Through powerful op-eds in for instance Aftenposten and E24, his “Rethinking Academia” Substack, and live panels, Jonas keeps pushing for evidence over ideology: stable baseload, low system costs, and a realistic path to net-zero.

…and now dear friends, my conversation with Jonas Nøland.


⏱️ Timestamps

00:00 – Intro
00:40 – Guest Intro
02:38 – How the book frames today’s overlapping energy, grid, and societal challenges.
05:51 – Why energy has historically been central to building and sustaining civilizations.
07:57 – The long-term causes behind Europe’s high energy prices and system vulnerabilities.
11:40 – How different countries have approached energy security and long-term planning.
18:08 – Why low-cost technologies like solar still face practical limits in replacing existing systems.
26:22 – The real-world scale of battery storage relative to total electricity demand.
30:05 – Why rising electricity needs from data centers and AI are reshaping baseload requirements.
43:22 – How nuclear reactor technology has evolved across generations in safety and design.
55:04 – Common questions around nuclear waste and how solutions are progressing globally.
1:13:08 – Recent policy developments and Norway’s potential role in new nuclear projects.


💬 Key Quotes

  • On Battery Storage Limitations
    If all other power was lost then this battery system would theoretically supply the European power grid for just 10 minutes.

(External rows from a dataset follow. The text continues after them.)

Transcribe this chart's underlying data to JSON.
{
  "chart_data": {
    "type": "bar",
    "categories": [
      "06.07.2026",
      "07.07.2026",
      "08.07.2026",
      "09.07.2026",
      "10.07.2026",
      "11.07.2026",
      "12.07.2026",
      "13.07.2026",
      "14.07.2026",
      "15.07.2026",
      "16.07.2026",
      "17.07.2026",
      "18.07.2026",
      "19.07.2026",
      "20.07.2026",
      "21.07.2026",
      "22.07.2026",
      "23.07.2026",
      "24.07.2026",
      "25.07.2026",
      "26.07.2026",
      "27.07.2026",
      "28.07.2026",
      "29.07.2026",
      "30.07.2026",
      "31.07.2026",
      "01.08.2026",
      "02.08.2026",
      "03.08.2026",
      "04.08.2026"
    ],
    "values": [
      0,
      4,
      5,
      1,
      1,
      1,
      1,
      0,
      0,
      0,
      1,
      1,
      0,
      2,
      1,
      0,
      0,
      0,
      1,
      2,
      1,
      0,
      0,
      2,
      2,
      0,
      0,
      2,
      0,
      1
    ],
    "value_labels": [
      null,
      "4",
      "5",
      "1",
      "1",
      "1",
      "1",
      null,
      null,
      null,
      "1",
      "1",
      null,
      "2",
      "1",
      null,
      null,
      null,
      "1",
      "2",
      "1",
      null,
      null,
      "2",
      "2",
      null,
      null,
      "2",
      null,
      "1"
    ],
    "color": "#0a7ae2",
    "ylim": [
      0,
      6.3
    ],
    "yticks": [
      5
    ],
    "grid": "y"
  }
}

  • On Long-Term Waste Risk
    A future civilization living like 10,000 years into the future in this area will get an additional radiation from this if it leaks out. That is equivalent to everyone in that civilization having to eat two bananas extra per year.

  • On Energy and Wealth
    There’s absolutely no evidence to support that an energy poor nation can be wealthy from the basis of energy.

  • On China’s Strategy
    Grow first, clean up later.”

  • On Base Load Demand
    If you look into your body, 50 to 70% of the energy you consume, you do that all the time… And it turns out that in our society, there are some electricity consumers that also are base load.

  • On Europe’s Approach vs. Results
    It’s not about trying harder, it’s about changing direction.